By: Jen Russon
RENT, the revolutionary rock musical celebrating the lives of impoverished artists in Manhattan at the height of the HIV/AIDS crisis in 1989, has come to the Coral Springs Center for the Arts.
Written by Jonathan Larson in the early 90s, Next Stop Broadway’s teen cast rehearsed hundreds of hours for RENT, embodying the hardships of artists in New York City decades before they were born.
Aiden Scott, an incoming senior at J.P. Taravella High School, plays Mark Cohen, the musical’s chief narrator.
Cohen’s life is, in a word, problematic.
A Jewish-American filmmaker who can barely make rent, Cohen lives with an HIV-positive guitarist named Roger Davis.
Davis is desperate to write one last hit song before he succumbs to a disease that caused his girlfriend’s suicide when she was diagnosed with AIDS.
“My character is a literal lens. Through me, the story is recorded. Detailing what happens in RENT is to live through these individual experiences personally. It’s heavy stuff,” said Scott.

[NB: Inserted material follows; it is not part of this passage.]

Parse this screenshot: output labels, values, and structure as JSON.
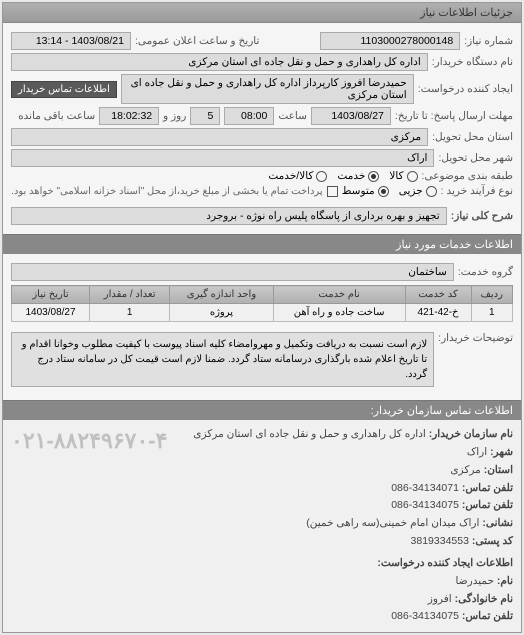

His co-star, Hunter Quinn, agrees, adding how fearful AIDS made everyone in a time when the disease was largely misunderstood.
“The part of Roger requires an understanding of what it would be like to go through an incredible amount of trauma, with no idea what’s going to happen to you. It takes a lot out of you, but it also sharpens your sense of how important it is to really live your life while you still can,” said Quinn.
Quinn graduated from J.P. Taravella last year and is a product of the school’s award-winning drama department. Quinn won best supporting actor in the 2020 South Florida Cappies.
Jasmine Iacullo, a rising sophomore at the North Broward Preparatory School, plays Quinn/Roger Davis’s girlfriend, Mimi, in RENT.
Iacullo said playing the part of an HIV-positive dancer, forced to work in clubs while sick, has been the opportunity of a lifetime.
“I didn’t expect this to become my family,” she said, referring to both cast and crew.
Veterans of the theatrical arts, Cynthia O’Brien, Sophia Beharice, and Jerrel Brown have worked tirelessly to not only direct and choreograph RENT but teach its young cast members everything they know about performing in a professional-grade show.
With just 56 hours to learn every facet of live stage performance art, RENT’s cast had no time to be idle.
“We haven’t shied away from the darkness or heaviness of the material, as theatre is a cultural phenomenon that invites the audience to examine social history through the lens of storytelling,” said O’Brien.
She added, RENT’s large cast brought some of its most recognizable songs, like Seasons of Love, La Vie Boheme, Tango Maureen, and Santa Fe to life on stage.